Tuesday, April 27, 2010

Salted Fish and Chicken Fried Rice

Part of my birthright as a Chinese person is a certain fearlessness when it comes to trying unusual foods. Head-to-tail eating, stinky, fermented flavors, gelatinous, gooey textures, I say: bring it on. My ex-boyfriends, not so much. My sister and I once ordered this delicious, but somewhat pungent fried rice at a meal with our two boyfriends at the time. Both guys took one whiff and told us we were welcome to all of it. "It smells like feet," my date added, just in case his unmistakable "eww gross" face had gone unnoticed.

Luckily, I've moved on to a more stink-tolerant significant other (in fact, being French, and a cheese fiend, you could even say he's stink-seeking). The salted fish is actually far more subtle than it smells, adding depth and dimension to an otherwise plain dish. The effect is very similar to the salty dose of anchovy in a good Caesar dressing. And in fact, this dish also features Romaine lettuce and eggs, so you can almost think of it as a remixed Caesar salad. 

Salted Fish and Chicken Fried Rice
The key to any fried rice is to cook the rice 1-2 days in advance. This allows the rice to dry out a bit in the refrigerator, so it can fry properly. The fish is available, unrefrigerated, in most Chinese markets and will come in a plastic bag like the one pictured below. I have not personally tried this, but it's my hunch that a tin of anchovies would also work perfectly in place of the salted fish.
1½ cups jasmine rice, cooked a day or two in advance (this should yield a little over two cups of cooked rice)
1 tablespoon of minced ginger
2 eggs, beaten
1 piece of salted fish, roughly the size of a deck of cards
1 boneless, skinless chicken thigh, finely diced
1 heart of romaine lettuce, washed and shredded
2 green onions, sliced thinly
Salt to taste
Peanut or canola oil

1. Prepare the salted fish by cutting off a chunk that's about the size of a deck of cards. The remainder of the fish can be stored in a Ziplock bag (you may want to double bag it to prevent the smell from taking over your entire fridge). Soak this chunk in warm water for an hour or two. When it's finished soaking, pat it dry and dice it into small pieces.

2. Gather all your ingredients near the stovetop.
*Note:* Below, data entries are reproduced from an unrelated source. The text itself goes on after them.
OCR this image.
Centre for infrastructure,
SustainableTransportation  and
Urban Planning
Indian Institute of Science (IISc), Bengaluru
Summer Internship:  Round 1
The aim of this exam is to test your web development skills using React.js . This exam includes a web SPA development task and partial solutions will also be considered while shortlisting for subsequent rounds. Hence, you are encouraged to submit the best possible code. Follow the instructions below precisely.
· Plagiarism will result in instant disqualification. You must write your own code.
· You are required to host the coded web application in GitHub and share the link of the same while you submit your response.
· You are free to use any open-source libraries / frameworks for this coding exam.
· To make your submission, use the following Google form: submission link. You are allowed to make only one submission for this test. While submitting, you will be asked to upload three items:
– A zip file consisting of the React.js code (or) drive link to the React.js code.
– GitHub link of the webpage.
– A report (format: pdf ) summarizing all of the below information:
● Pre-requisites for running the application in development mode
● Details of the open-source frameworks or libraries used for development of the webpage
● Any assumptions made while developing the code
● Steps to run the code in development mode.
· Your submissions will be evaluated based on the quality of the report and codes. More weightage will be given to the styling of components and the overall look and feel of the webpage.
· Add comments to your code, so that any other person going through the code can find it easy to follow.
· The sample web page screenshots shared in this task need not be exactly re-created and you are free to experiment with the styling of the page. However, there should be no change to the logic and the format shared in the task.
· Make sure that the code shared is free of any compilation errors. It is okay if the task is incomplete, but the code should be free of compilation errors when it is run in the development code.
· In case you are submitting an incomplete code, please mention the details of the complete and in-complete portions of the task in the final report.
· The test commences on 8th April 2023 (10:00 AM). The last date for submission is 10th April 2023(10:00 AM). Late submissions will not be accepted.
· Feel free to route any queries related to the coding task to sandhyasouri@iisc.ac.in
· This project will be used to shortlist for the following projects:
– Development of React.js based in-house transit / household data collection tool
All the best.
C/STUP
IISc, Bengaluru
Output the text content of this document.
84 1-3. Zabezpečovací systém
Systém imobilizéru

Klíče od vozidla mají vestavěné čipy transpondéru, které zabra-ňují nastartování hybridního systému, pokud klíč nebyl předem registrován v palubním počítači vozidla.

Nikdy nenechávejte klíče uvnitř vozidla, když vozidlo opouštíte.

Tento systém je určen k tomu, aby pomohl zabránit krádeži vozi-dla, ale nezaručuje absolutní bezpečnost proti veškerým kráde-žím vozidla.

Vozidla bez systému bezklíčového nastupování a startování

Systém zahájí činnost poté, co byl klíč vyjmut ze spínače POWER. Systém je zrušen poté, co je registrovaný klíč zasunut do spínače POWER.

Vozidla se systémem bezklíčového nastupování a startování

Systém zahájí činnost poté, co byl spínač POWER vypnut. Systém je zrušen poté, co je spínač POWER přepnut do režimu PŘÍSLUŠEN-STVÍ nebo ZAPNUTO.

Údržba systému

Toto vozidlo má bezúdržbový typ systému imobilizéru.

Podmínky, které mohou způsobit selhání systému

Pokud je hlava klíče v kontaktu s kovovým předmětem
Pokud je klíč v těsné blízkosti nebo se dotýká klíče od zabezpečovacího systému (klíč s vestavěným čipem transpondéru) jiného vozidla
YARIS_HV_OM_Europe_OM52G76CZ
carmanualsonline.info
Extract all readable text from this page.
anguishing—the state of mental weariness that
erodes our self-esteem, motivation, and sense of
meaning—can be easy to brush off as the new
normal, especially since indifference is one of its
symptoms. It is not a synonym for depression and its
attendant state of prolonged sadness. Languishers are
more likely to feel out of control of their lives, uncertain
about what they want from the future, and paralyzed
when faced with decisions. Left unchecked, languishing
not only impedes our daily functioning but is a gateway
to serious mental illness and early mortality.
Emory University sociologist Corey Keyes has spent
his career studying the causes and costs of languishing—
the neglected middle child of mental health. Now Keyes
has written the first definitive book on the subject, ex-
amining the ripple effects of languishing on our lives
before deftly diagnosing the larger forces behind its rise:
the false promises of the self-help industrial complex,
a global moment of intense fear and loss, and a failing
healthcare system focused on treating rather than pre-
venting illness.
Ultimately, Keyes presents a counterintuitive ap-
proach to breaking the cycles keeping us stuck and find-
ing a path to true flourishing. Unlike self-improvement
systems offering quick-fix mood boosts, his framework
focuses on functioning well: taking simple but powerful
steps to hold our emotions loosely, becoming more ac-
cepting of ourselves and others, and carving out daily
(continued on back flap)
In a wok or large pan, heat up a splash of oil and quickly scramble the two eggs. Remove to a plate when the eggs are just cooked through, but still shiny and loose.

3. Heat up another splash of oil and add the fish and ginger to the wok. Give these a quick stir, then add the chicken pieces. Cook these together for about four or five minutes, until the chicken is nearly cooked. Then add your rice to the pan, along with another splash of oil if necessary. Add a generous pinch of salt and move the rice around in the pan, breaking it up and making sure the grains get coated with the ginger and fish-infused oil. You want to actually fry the rice, getting it nice and toasted from the hot pan, so keep stirring to make sure every piece of rice comes into contact with the cooking surface.

4. After 3-4 minutes of frying the rice, slide the cooked eggs in and break them up. Then add the shredded lettuce and green onions, stir until just wilted (about 30 seconds), and remove from heat. Serve immediately. You can serve this with fermented bean curd for a double dose of stinkiness.


  1. I love most types of salted fish...well trained from young :D They make very good fried rice. Yours look very delicious.

  2. Just came across your site - loving your recipes as they're very much like what I cook at home!

  3. What are some of your favorite things to cook at home? I'm always looking for new ideas!

  4. This is one of my favorite dishes! I personally think it is so much better comparing to the usual chicken/ shrimp fried rice!

    Thanks for the post!!

  5. Thank you soooo much, ive been scouring the internet for days searching for salted fish.fried.rice. People like to use the jarred and oily version of the fish. I love the firm chewiness and the concentrated fish flavor of thia dish. Many thanks

  6. mmm...this was a favorite of mine back East. I'm gonna have to whip some up now! Nice work.